While it misunderstood the nature of the Israeli public and underestimated the capabilities of the Israeli government, Hamas correctly assessed that the Palestinian people would sit quietly while they were used as human shields. An estimated 10% of Hamas rockets meant to be fired at Israelis fell back into Gaza and were responsible for deaths among Palestinians. That makes Hamas’s loopy “victory celebration” and fulsome gratitude to Iran for the means to kill disgusting, though not unanticipated.

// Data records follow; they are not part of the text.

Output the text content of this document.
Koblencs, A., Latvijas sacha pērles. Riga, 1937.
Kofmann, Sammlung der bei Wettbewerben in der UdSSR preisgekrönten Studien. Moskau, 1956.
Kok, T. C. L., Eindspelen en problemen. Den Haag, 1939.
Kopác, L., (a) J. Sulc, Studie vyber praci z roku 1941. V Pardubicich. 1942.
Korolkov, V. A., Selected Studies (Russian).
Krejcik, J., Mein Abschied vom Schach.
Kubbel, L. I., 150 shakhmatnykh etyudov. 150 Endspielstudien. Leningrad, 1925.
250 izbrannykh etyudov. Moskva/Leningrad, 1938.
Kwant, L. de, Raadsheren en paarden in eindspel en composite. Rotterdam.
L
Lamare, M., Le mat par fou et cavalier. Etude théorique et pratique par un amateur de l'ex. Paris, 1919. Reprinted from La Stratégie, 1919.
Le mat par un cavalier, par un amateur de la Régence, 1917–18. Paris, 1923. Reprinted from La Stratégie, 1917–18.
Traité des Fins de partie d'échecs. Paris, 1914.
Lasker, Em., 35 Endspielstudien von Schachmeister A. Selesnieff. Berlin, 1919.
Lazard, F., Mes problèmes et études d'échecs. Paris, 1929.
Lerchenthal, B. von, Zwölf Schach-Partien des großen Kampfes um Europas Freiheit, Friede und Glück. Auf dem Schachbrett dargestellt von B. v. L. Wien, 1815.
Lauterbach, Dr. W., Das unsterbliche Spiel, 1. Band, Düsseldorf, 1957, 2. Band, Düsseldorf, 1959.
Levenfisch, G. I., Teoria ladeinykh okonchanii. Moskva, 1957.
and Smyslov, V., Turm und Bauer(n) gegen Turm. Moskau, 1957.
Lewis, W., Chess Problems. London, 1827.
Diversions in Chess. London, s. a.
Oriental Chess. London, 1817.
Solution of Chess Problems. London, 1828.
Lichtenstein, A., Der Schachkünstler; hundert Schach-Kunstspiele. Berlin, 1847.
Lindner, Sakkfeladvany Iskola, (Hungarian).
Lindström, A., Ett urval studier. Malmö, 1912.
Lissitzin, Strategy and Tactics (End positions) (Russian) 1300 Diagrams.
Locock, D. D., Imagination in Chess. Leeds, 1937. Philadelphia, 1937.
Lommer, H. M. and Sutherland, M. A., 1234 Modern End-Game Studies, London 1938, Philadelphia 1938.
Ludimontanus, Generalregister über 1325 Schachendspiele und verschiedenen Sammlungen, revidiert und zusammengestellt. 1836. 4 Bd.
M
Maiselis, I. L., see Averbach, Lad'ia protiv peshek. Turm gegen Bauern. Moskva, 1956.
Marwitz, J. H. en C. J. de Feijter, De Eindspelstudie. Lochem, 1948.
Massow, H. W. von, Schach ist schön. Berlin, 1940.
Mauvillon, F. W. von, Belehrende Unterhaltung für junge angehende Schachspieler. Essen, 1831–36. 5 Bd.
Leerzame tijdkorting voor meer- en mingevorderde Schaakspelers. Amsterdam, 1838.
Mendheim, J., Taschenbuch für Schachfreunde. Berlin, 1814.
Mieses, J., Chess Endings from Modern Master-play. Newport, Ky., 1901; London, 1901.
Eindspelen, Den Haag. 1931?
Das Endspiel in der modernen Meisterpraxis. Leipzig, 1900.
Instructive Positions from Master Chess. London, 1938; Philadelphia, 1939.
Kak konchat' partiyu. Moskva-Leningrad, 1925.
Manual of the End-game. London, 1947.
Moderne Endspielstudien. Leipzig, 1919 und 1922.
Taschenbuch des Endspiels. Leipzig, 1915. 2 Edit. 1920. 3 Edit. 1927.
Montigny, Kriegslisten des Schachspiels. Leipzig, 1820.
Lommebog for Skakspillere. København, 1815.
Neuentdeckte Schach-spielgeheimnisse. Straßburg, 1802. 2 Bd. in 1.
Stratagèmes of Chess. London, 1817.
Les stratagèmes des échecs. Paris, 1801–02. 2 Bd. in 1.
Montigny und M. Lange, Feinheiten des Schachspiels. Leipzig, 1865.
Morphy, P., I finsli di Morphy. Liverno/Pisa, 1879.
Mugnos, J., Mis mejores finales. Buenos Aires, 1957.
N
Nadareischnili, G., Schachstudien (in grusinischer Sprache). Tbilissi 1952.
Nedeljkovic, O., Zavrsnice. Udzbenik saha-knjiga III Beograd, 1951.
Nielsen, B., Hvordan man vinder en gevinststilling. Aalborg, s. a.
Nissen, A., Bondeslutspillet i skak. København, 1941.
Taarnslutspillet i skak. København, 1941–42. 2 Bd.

Israel, in the meantime, took measured steps to protect its people and eliminate the next threat. It conducted an almost flawless mobilization nearly ten times greater than the troubled one during the 2006 Hezbollah war. It successfully tested the most advanced anti-missile system in the world. It showed the limitations of Egyptian and Hezbollah support for Hamas and the limitations of Iranian “help” as well. Without subjecting the IDF to a ground invasion of Gaza. Because it could.